Chapter 8

31 3 0
                                    

Ups! Gambar ini tidak mengikuti Pedoman Konten kami. Untuk melanjutkan publikasi, hapuslah gambar ini atau unggah gambar lain.

.

Lagi. Dipa tidak datang ke sekolah. Hampir satu Minggu, tapi anak itu tak kunjung sekolah juga. Dan yang lebih mengkhawatirkan, tidak ada keterangan apa pun terkait alasan Dipa tidak sekolah.

Ingin menengok ke rumahnya, tapi Cale ingat akan pesan, atau lebih tepatnya ancaman Raefal. Jika sampai abangnya tahu, sudah dipastikan mereka akan berangkat langsung ke Shanghai.

Cale tidak ingin itu. Jadi, pemuda itu tidak melakukan apa-apa. Hanya sesekali menghubungi Dipa, yang juga tidak mendapat balasan. Nomor Dipa tidak aktif. Padahal, dia sendiri yang memberikan nomor itu ketika pertama datang ke sekolah.

"Si Dipa nih makin lama kok makin ngelunjak ya. Dia belum ada seminggu masuk, tapi udah absen beberapa hari aja."

"Jadi, maksud lo Dipa bukan murid baik-baik gitu? Mentang-mentang dia nggak sekolah beberapa hari ini?" Ikbal tidak salah, tapi entah kenapa Cale kesal dengan ucapan pemuda di sampingnya ini.

Ikbal gelagapan, langsung menggelengkan kepala kuat-kuat. Dia langsung menangkup kedua tangan di hadapan Cale, berjongkok tepat di hadapan pemuda itu. "Maap. Gue nggak maksud. Lo jangan marah ya sama gue?"

Cale mengembuskan napas pelan. Detik berikutnya, senyum manis terpatri di bibir mungilnya. Membuat Ikbal dapat bernapas lega. Hampir saja membuat anak kucingnya merajuk.

Ikbal meraih kedua tangan Cale. "Lo nggak marah 'kan?"

Cale bergidik geli, langsung saja menarik kedua tangannya dari genggaman Ikbal. Bocah satu ini selalu saja begini. Bersikap menggelikan saat Cale akan merajuk. Seolah-olah benar-benar tidak ingin Cale meninggalkannya.

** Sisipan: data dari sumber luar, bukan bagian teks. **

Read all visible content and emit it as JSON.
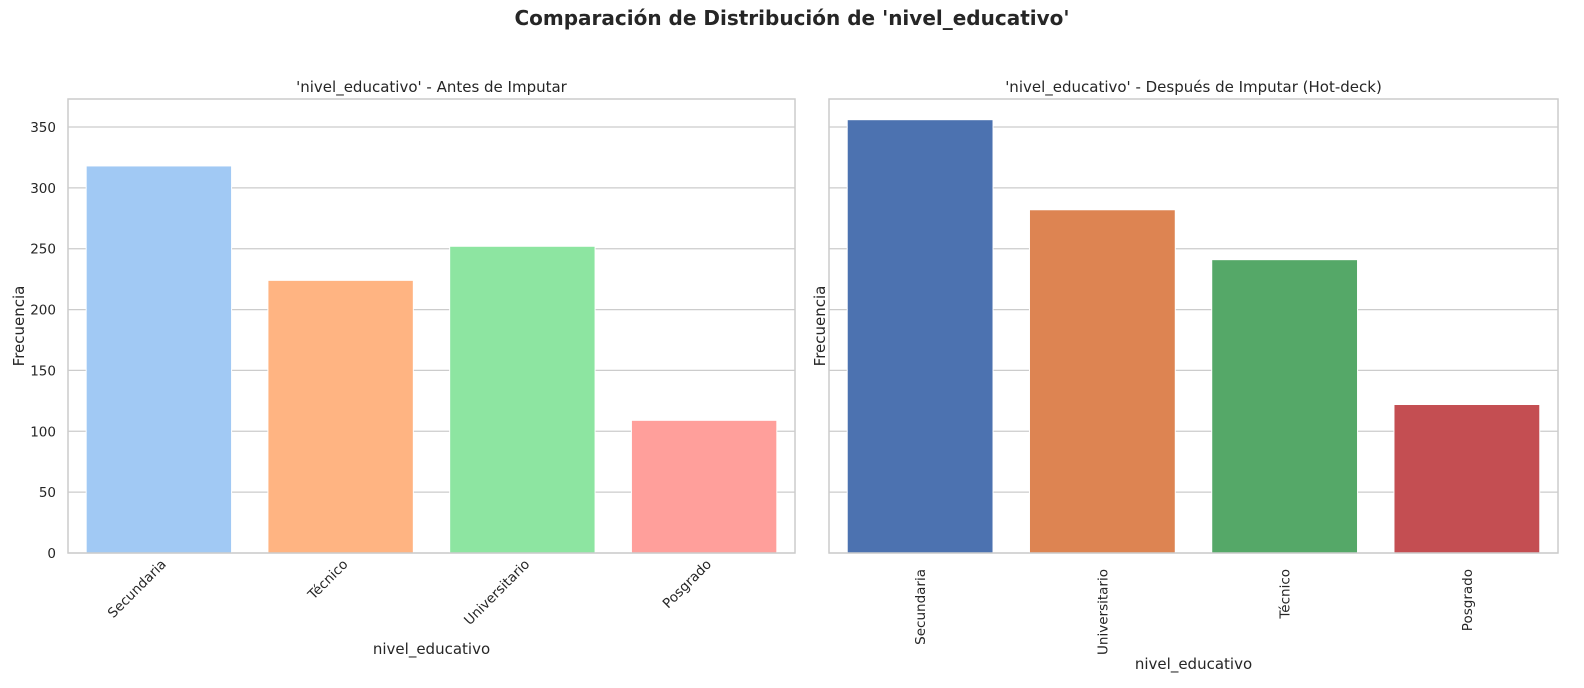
{
  "figure": {
    "suptitle": "Comparación de Distribución de 'nivel_educativo'"
  },
  "chart_data": [
    {
      "type": "bar",
      "title": "'nivel_educativo' - Antes de Imputar",
      "xlabel": "nivel_educativo",
      "ylabel": "Frecuencia",
      "categories": [
        "Secundaria",
        "Técnico",
        "Universitario",
        "Posgrado"
      ],
      "values": [
        318,
        224,
        252,
        109
      ],
      "colors": [
        "#a1c9f4",
        "#ffb482",
        "#8de5a1",
        "#ff9f9b"
      ],
      "ylim": [
        0,
        373
      ],
      "yticks": [
        0,
        50,
        100,
        150,
        200,
        250,
        300,
        350
      ],
      "grid": "y",
      "xtick_rotation": 45
    },
    {
      "type": "bar",
      "title": "'nivel_educativo' - Después de Imputar (Hot-deck)",
      "xlabel": "nivel_educativo",
      "ylabel": "Frecuencia",
      "categories": [
        "Secundaria",
        "Universitario",
        "Técnico",
        "Posgrado"
      ],
      "values": [
        356,
        282,
        241,
        122
      ],
      "colors": [
        "#4c72b0",
        "#dd8452",
        "#55a868",
        "#c44e52"
      ],
      "ylim": [
        0,
        373
      ],
      "yticks": [
        0,
        50,
        100,
        150,
        200,
        250,
        300,
        350
      ],
      "show_ytick_labels": false,
      "grid": "y",
      "xtick_rotation": 90
    }
  ]
}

"Jangan pegang-pegang lagi!" Cale mengusap-usap kedua tangannya.

Sementara Ikbal hanya memberikan cengiran lebar. Tidak peduli jika Cale tak menyukainya. Karena bagi Ikbal, Cale itu seekor anak kucing yang harus selalu ia jaga. Jadi, jangan sampai pemuda imut ini hilang dari pandangan Ikbal.

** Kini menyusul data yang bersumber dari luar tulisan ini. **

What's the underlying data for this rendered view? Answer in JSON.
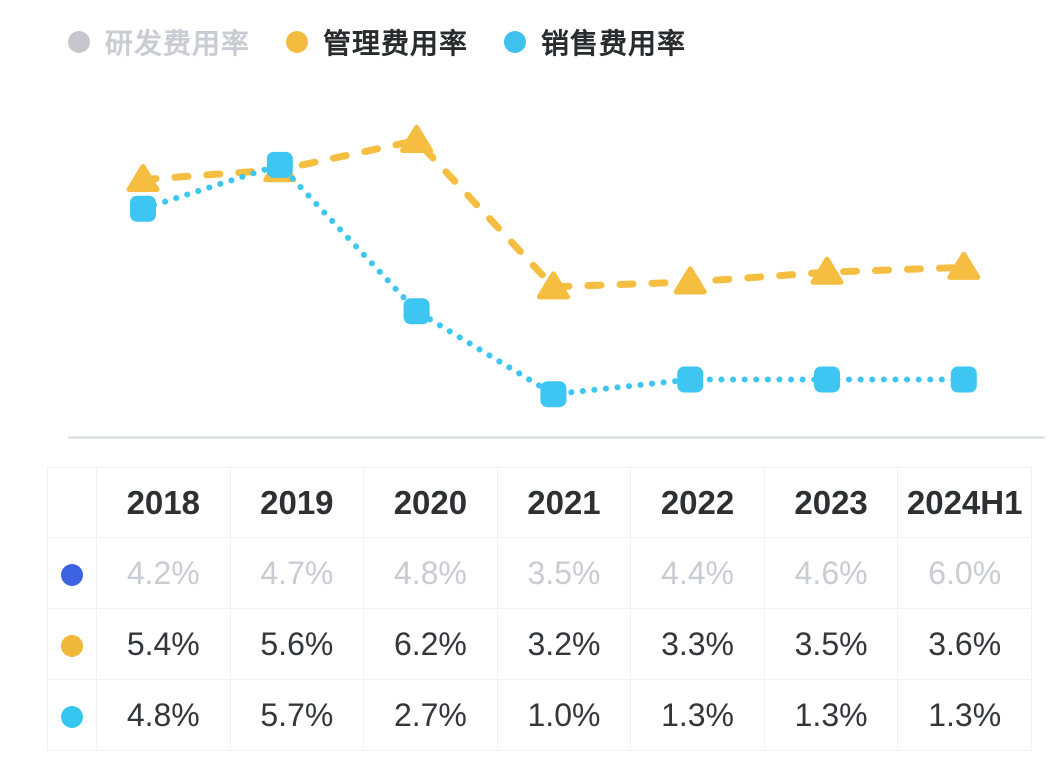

Cale kembali memfokuskan pandangan ke lapangan basket outdoor. Tatapannya begitu fokus, sambil sesekali bersorak untuk abangnya, Madhava yang tengah asik bermain.

Sebenarnya Cale ingin ikut. Tapi hari ini cuaca cukup terik, membuatnya urung ikut. Takut kalau-kalau Raefal melihat, dan bisa saja menarik kedua telinganya karena bandel.

"Le, mereka ngapain?"

"Hah?" Cale beralih fokus, menatap apa yang Ikbal tunjuk.

Seorang gadis dengan hoodie hitam, dan topi hitam yang menutupi rambut kunciran kudanya, berada di pinggir lapangan. Seperti orang kesetanan. Beberapa gadis dan pria mencoba menarik-narik lengannya, sepertinya menghentikan si gadis yang hendak ke lapangan.